林溪楓正在滿門心思地想著問題,路上正好遇到了村民李大蔫,穿著布衫,敞著懷,向南行來。

他剛想和李大蔫打招呼,誰知李大蔫臉色一板,裝作沒有看見他,昂首直接走了過去,弄得林溪楓頓感尷尬和無趣。

他立刻聯想到,父親被拘押的事已經在村中傳開,估計很多村民都認為父親和許廣蘭發生了姦情並殺死了許廣蘭,他們恨屋及烏,不願意搭理自己也很正常了。

尤其是李大蔫,他的妻子被村中的老光棍王學舉差點給欺負了,人雖然蔫不拉幾的,不怎麼喜歡說話,但不代表他沒有自己的思想和情感,其實他對這類事更是恨得厲害。

林溪楓連忙加快腳步向前走去,只希望在村子裡少遇到幾個人,快點回到家中。

當他走到村子中的東西路口時,誰知又遇到了村支書王飛文,正騎著摩托車從東邊過來。村支書見到他,面上露出憐憫之色,只是向他點點頭,沒有停下說話,便飛快地向西騎去。

他被這種待遇弄得心情沉重,感到必然有什麼新的事情發生,才讓村支書對自己露出這等神色。

林溪楓連忙向東行去,遠遠看見有一堆人好像在自家門口站著,一輛警車鳴著警笛,jing燈閃爍著,正在遠遠朝東駛去。

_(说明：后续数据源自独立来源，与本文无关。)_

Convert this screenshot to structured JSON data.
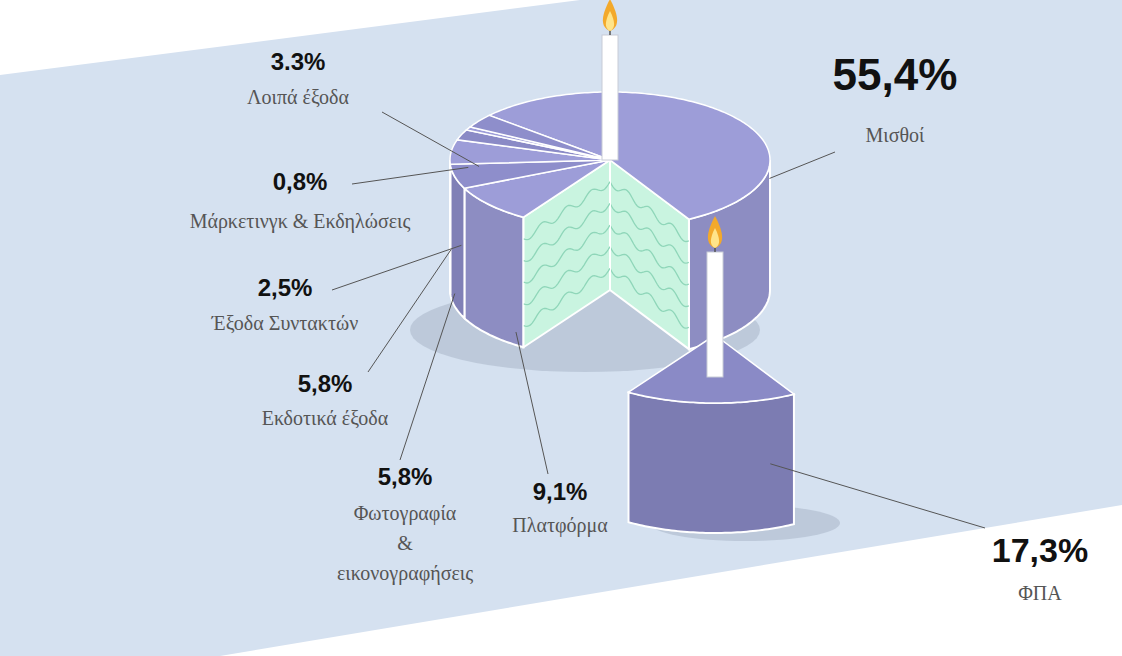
{
  "chart_data": {
    "type": "pie",
    "categories": [
      "Μισθοί",
      "ΦΠΑ",
      "Πλατφόρμα",
      "Φωτογραφία & εικονογραφήσεις",
      "Εκδοτικά έξοδα",
      "Έξοδα Συντακτών",
      "Μάρκετινγκ & Εκδηλώσεις",
      "Λοιπά έξοδα"
    ],
    "values": [
      55.4,
      17.3,
      9.1,
      5.8,
      5.8,
      2.5,
      0.8,
      3.3
    ],
    "value_labels": [
      "55,4%",
      "17,3%",
      "9,1%",
      "5,8%",
      "5,8%",
      "2,5%",
      "0,8%",
      "3.3%"
    ],
    "colors": [
      "#9d9dd8",
      "#8a8ac6",
      "#9d9dd8",
      "#8e8ecb",
      "#9d9dd8",
      "#8a8ac6",
      "#9d9dd8",
      "#8e8ecb"
    ],
    "data_labels": true
  }
}
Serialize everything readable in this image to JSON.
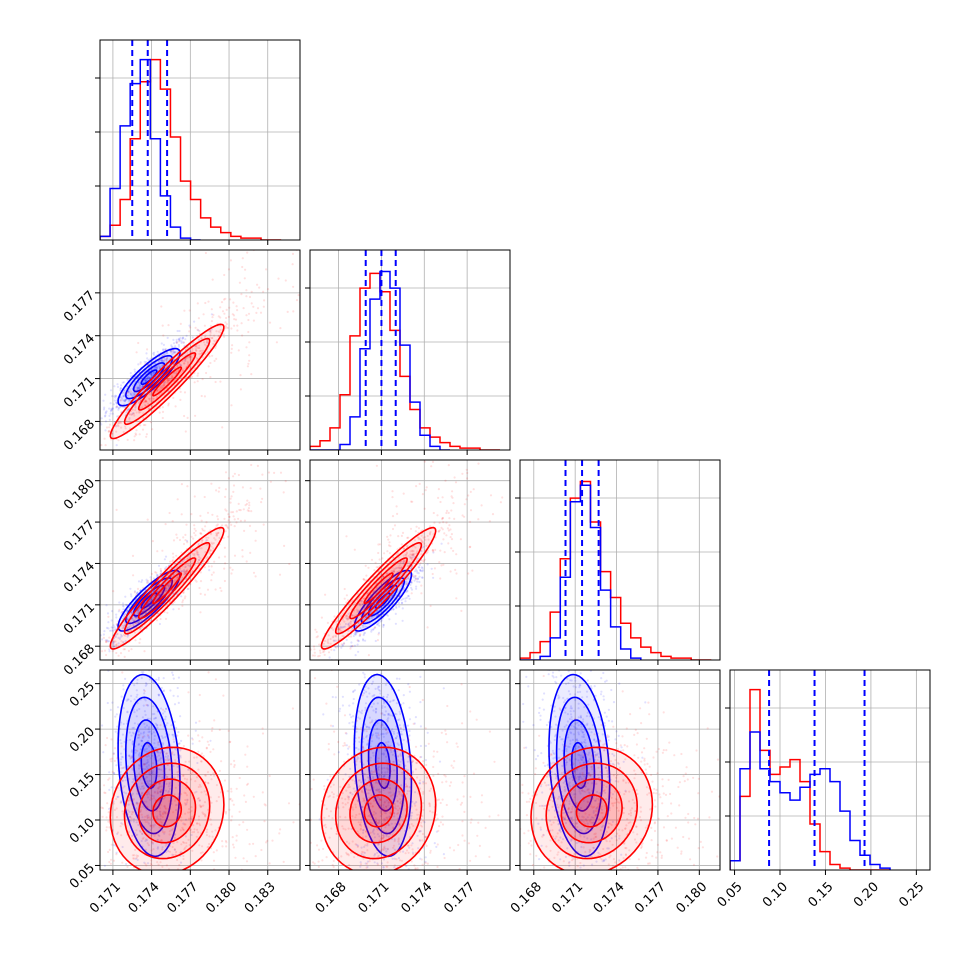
{
  "chart_data": {
    "type": "corner",
    "grid": true,
    "colors": {
      "series_a": "#0000ff",
      "series_b": "#ff0000"
    },
    "parameters": [
      {
        "range": [
          0.17,
          0.1855
        ],
        "ticks": [
          0.171,
          0.174,
          0.177,
          0.18,
          0.183
        ],
        "tick_labels": [
          "0.171",
          "0.174",
          "0.177",
          "0.180",
          "0.183"
        ]
      },
      {
        "range": [
          0.166,
          0.18
        ],
        "ticks": [
          0.168,
          0.171,
          0.174,
          0.177
        ],
        "tick_labels": [
          "0.168",
          "0.171",
          "0.174",
          "0.177"
        ]
      },
      {
        "range": [
          0.167,
          0.1815
        ],
        "ticks": [
          0.168,
          0.171,
          0.174,
          0.177,
          0.18
        ],
        "tick_labels": [
          "0.168",
          "0.171",
          "0.174",
          "0.177",
          "0.180"
        ]
      },
      {
        "range": [
          0.045,
          0.265
        ],
        "ticks": [
          0.05,
          0.1,
          0.15,
          0.2,
          0.25
        ],
        "tick_labels": [
          "0.05",
          "0.10",
          "0.15",
          "0.20",
          "0.25"
        ]
      }
    ],
    "series": [
      {
        "color": "#0000ff",
        "quantiles": [
          [
            0.1725,
            0.1737,
            0.1752
          ],
          [
            0.1699,
            0.171,
            0.172
          ],
          [
            0.1703,
            0.1715,
            0.1727
          ],
          [
            0.088,
            0.138,
            0.193
          ]
        ],
        "centers": [
          0.1738,
          0.1711,
          0.1713,
          0.16
        ],
        "sigmas": [
          0.0012,
          0.001,
          0.0011,
          0.05
        ],
        "correlations": [
          [
            1,
            0.85,
            0.85,
            -0.2
          ],
          [
            0.85,
            1,
            0.85,
            -0.2
          ],
          [
            0.85,
            0.85,
            1,
            -0.2
          ],
          [
            -0.2,
            -0.2,
            -0.2,
            1
          ]
        ],
        "hist_1d": [
          {
            "edges_from": 0.17,
            "bin_width": 0.00078,
            "heights": [
              0.02,
              0.28,
              0.62,
              0.85,
              0.98,
              0.55,
              0.24,
              0.07,
              0.01,
              0.0
            ]
          },
          {
            "edges_from": 0.166,
            "bin_width": 0.0007,
            "heights": [
              0,
              0,
              0,
              0.03,
              0.18,
              0.55,
              0.82,
              0.97,
              0.88,
              0.57,
              0.26,
              0.08,
              0.02,
              0
            ]
          },
          {
            "edges_from": 0.167,
            "bin_width": 0.00073,
            "heights": [
              0,
              0,
              0.02,
              0.12,
              0.45,
              0.86,
              0.95,
              0.72,
              0.38,
              0.18,
              0.06,
              0.01
            ]
          },
          {
            "edges_from": 0.045,
            "bin_width": 0.011,
            "heights": [
              0.05,
              0.55,
              0.75,
              0.55,
              0.48,
              0.42,
              0.38,
              0.45,
              0.52,
              0.55,
              0.48,
              0.32,
              0.16,
              0.08,
              0.03,
              0.01
            ]
          }
        ]
      },
      {
        "color": "#ff0000",
        "centers": [
          0.1752,
          0.1708,
          0.1722,
          0.11
        ],
        "sigmas": [
          0.0022,
          0.002,
          0.0022,
          0.035
        ],
        "correlations": [
          [
            1,
            0.95,
            0.95,
            0.1
          ],
          [
            0.95,
            1,
            0.95,
            0.1
          ],
          [
            0.95,
            0.95,
            1,
            0.1
          ],
          [
            0.1,
            0.1,
            0.1,
            1
          ]
        ],
        "hist_1d": [
          {
            "edges_from": 0.17,
            "bin_width": 0.00078,
            "heights": [
              0.02,
              0.08,
              0.22,
              0.55,
              0.86,
              0.98,
              0.82,
              0.56,
              0.32,
              0.22,
              0.12,
              0.07,
              0.04,
              0.02,
              0.01,
              0.01,
              0,
              0
            ]
          },
          {
            "edges_from": 0.166,
            "bin_width": 0.0007,
            "heights": [
              0.02,
              0.05,
              0.12,
              0.3,
              0.62,
              0.88,
              0.96,
              0.86,
              0.65,
              0.4,
              0.22,
              0.12,
              0.07,
              0.04,
              0.02,
              0.01,
              0.01,
              0,
              0
            ]
          },
          {
            "edges_from": 0.167,
            "bin_width": 0.00073,
            "heights": [
              0.01,
              0.04,
              0.1,
              0.26,
              0.55,
              0.88,
              0.97,
              0.75,
              0.48,
              0.34,
              0.2,
              0.12,
              0.07,
              0.04,
              0.02,
              0.01,
              0.01,
              0,
              0
            ]
          },
          {
            "edges_from": 0.045,
            "bin_width": 0.011,
            "heights": [
              0.05,
              0.4,
              0.98,
              0.65,
              0.52,
              0.56,
              0.6,
              0.48,
              0.25,
              0.1,
              0.03,
              0.01,
              0,
              0,
              0,
              0
            ]
          }
        ]
      }
    ]
  }
}
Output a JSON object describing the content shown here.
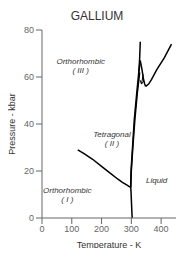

他的心咯噔一聲,警車又到自家來,不是取證,就是帶人。難道母親也被……?

他不敢多想,只是加快了腳步,朝著家中的方向快速行去。

等到了自家門口,有幾個村民正瞪著眼睛看他,彷彿在看他的反映,有著一絲絲的憐憫,有的甚至露出了看笑話的表情,想看到他在發現自家發生的事情後會是什麼樣子。

林溪楓內心不由一陣苦笑,只好裝作沒有看到他們這種異樣的表情,一一點頭致意。村民們也不知道該和林溪楓聊些什麼,很快各自散去,有的邊走邊議論著,彷彿林溪楓家正在遭受滅頂之災。

林溪楓心煩意亂地走進家門。

這時,一個熟悉的身影從門內走了出來,他一看,原來是姑父李有志。

林溪楓的姑姑嫁給了本莊的李有志,前些年姑姑不幸因病去世,李有志也就成了鰥夫。他有一特長,唱戲特別出色,聲音清越激昂、淳厚綿醇,耐人尋味,方圓左右聞名。

林溪楓小時候和李有志的兒子李春,常常跟在李有志的屁股後面聽他唱戲,聽了好多的古代戲文,不知不覺學到很多做人的道理。

這時,李有志見是林溪楓回來,忙關心地對他道:“溪楓,你怎麼才回來?你媽剛剛也被公安局給帶走了。”